Overview

The Effects of SCFA Supplementation in Subjects Receiving Abdominopelvic RT: A Randomized Controlled Study

Status:
Not yet recruiting
Trial end date:
2028-05-01
Target enrollment:
0
Participant gender:
All
Summary
The purpose of this study is to assess and compare GI toxicity from RT between subjects who receive therapeutic SCFA and those who receive placebo, in hopes of identifying a safe, low-cost therapeutic to reduce GI toxicity from therapeutic or environmental radiation.
Phase:
Phase 1/Phase 2
Accepts Healthy Volunteers?
No
Details
Lead Sponsor:
UNC Lineberger Comprehensive Cancer Center
Treatments:
Butyric Acid
Criteria
Inclusion Criteria:

- Written informed consent obtained to participate in the study and HIPAA authorization
for release of personal health information.
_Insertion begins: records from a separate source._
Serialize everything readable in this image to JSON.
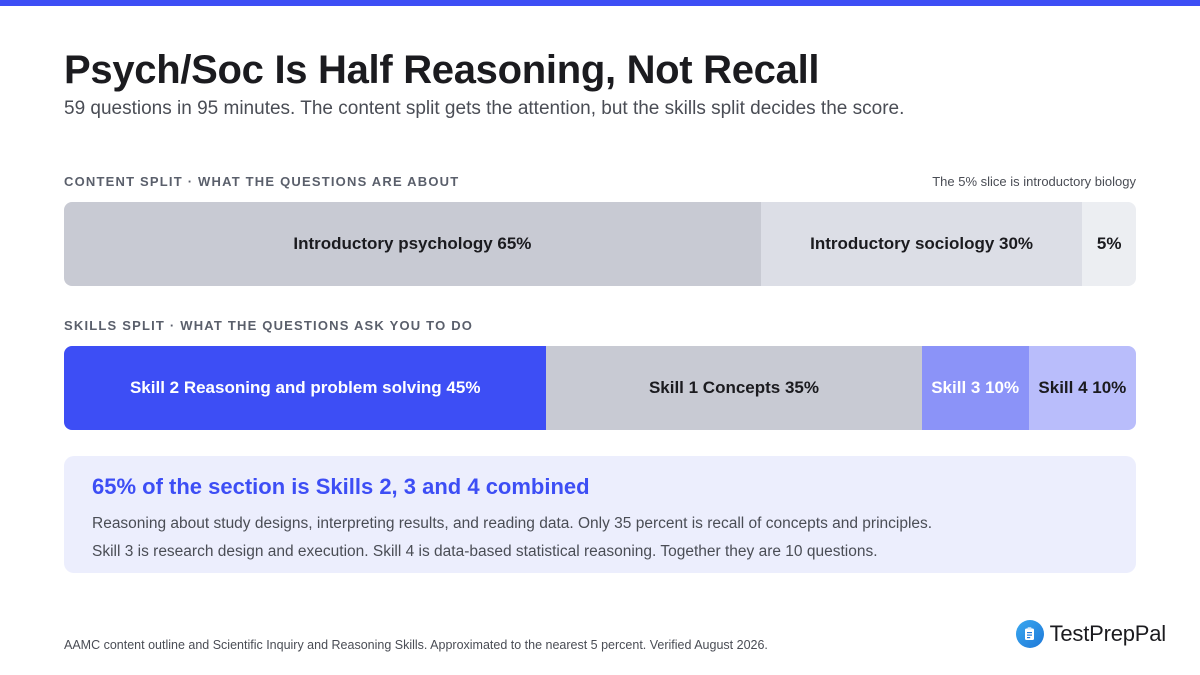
{
  "header": {
    "title": "Psych/Soc Is Half Reasoning, Not Recall",
    "subtitle": "59 questions in 95 minutes. The content split gets the attention, but the skills split decides the score."
  },
  "chart_data": [
    {
      "type": "bar",
      "stacked": true,
      "orientation": "horizontal",
      "title": "CONTENT SPLIT · WHAT THE QUESTIONS ARE ABOUT",
      "note": "The 5% slice is introductory biology",
      "unit": "percent",
      "series": [
        {
          "label": "Introductory psychology 65%",
          "value": 65,
          "color": "#c8cad3",
          "text_color": "#1b1b1f"
        },
        {
          "label": "Introductory sociology 30%",
          "value": 30,
          "color": "#dcdee6",
          "text_color": "#1b1b1f"
        },
        {
          "label": "5%",
          "value": 5,
          "color": "#eceef2",
          "text_color": "#1b1b1f"
        }
      ]
    },
    {
      "type": "bar",
      "stacked": true,
      "orientation": "horizontal",
      "title": "SKILLS SPLIT · WHAT THE QUESTIONS ASK YOU TO DO",
      "unit": "percent",
      "series": [
        {
          "label": "Skill 2 Reasoning and problem solving 45%",
          "value": 45,
          "color": "#3d4ef5",
          "text_color": "#ffffff"
        },
        {
          "label": "Skill 1 Concepts 35%",
          "value": 35,
          "color": "#c8cad3",
          "text_color": "#1b1b1f"
        },
        {
          "label": "Skill 3 10%",
          "value": 10,
          "color": "#8b93f8",
          "text_color": "#ffffff"
        },
        {
          "label": "Skill 4 10%",
          "value": 10,
          "color": "#b9bdfb",
          "text_color": "#1b1b1f"
        }
      ]
    }
  ],
  "callout": {
    "heading": "65% of the section is Skills 2, 3 and 4 combined",
    "line1": "Reasoning about study designs, interpreting results, and reading data. Only 35 percent is recall of concepts and principles.",
    "line2": "Skill 3 is research design and execution. Skill 4 is data-based statistical reasoning. Together they are 10 questions."
  },
  "footer": {
    "source": "AAMC content outline and Scientific Inquiry and Reasoning Skills. Approximated to the nearest 5 percent. Verified August 2026."
  },
  "brand": {
    "name": "TestPrepPal",
    "icon": "clipboard-icon",
    "accent": "#3d4ef5"
  }
}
Consent for the use of any residual
material from biopsy and/or surgical resection (archival tissue) and serial blood
draws will be required for enrollment.

- ≥ 18 years of age on day of signing informed consent.

- ECOG performance score ≤ 2

- Subjects with histological or cytological evidence/confirmation of GI, urologic or
gynecologic malignancy that will be treated with minimum dose of 40Gy (equivalent dose
in 2Gy per fraction or EQD2) via 3D conformal fields or IMRT to abdomen or pelvis
(multimodality treatment with surgery, chemotherapy is permissible)

- Subjects may have had prior chemotherapy or surgery.

- Subjects deemed healthy for study inclusion by the treating physician based on the
laboratory values at screening and general health status.

- Prior cancer treatment must be completed at least 14 days prior to registration and
the subject must have recovered from all reversible acute toxic effects of the regimen
(other than alopecia) to ≤ Grade 1 or baseline.

- Females of childbearing potential must have a negative urine pregnancy test within 14
days prior to simulation. NOTE: Females are considered of childbearing potential
unless they are surgically sterile (have undergone a hysterectomy, bilateral tubal
ligation, or bilateral oophorectomy) or they are naturally postmenopausal for at least
12 consecutive months. Documentation of postmenopausal status must be provided.

- Females of childbearing potential must be willing to abstain from heterosexual
activity or to use 2 forms of effective methods of contraception from the time of
informed consent until 14 or 28 days after treatment discontinuation. The two
contraception methods can be comprised of two barrier methods, or a barrier method
plus a hormonal method or an intrauterine device that meets < 1% failure rate for
protection from pregnancy in the product label.

- Male subjects with female partners of childbearing potential must have had a prior
vasectomy or agree to use an adequate method of contraception (i.e., double barrier
method: condom plus spermicidal agent) starting with the first dose of study therapy
through 14-28 days after the last dose of study therapy.

- Subjects is willing and able to comply with study procedures based on the judgement of
the investigator or protocol designee.

Exclusion Criteria:

- Pregnant or breastfeeding (NOTE: breast milk cannot be stored for future use while the
mother is being treated on study).

- Prior abdominopelvic RT

- History of inflammatory bowel disease or GI motility disorder

- Grade 2 or higher diarrhea at baseline unless deemed by the investigator to be caused
by laxatives prescribed for symptomatic partial obstruction

- Concurrent use of histone deacetylase inhibitors (vorinostat)

- Baseline hypernatremia defined as serum sodium concentration >145 mEg/L

- Creatinine clearance < 50 mL/min

- Congestive heart failure

- On a salt restricted diet for medical indications

- Severe nut allergy

- Active infection requiring systemic therapy.

- Active central nervous system (CNS) metastases

- Treatment with any investigational drug other than the drugs in this study and
subjects may not be on another clinical trial.

- Subject is receiving prohibited medications or treatments as listed in section 5.6 of
the protocol that cannot be discontinued/replaced by an alternative therapy.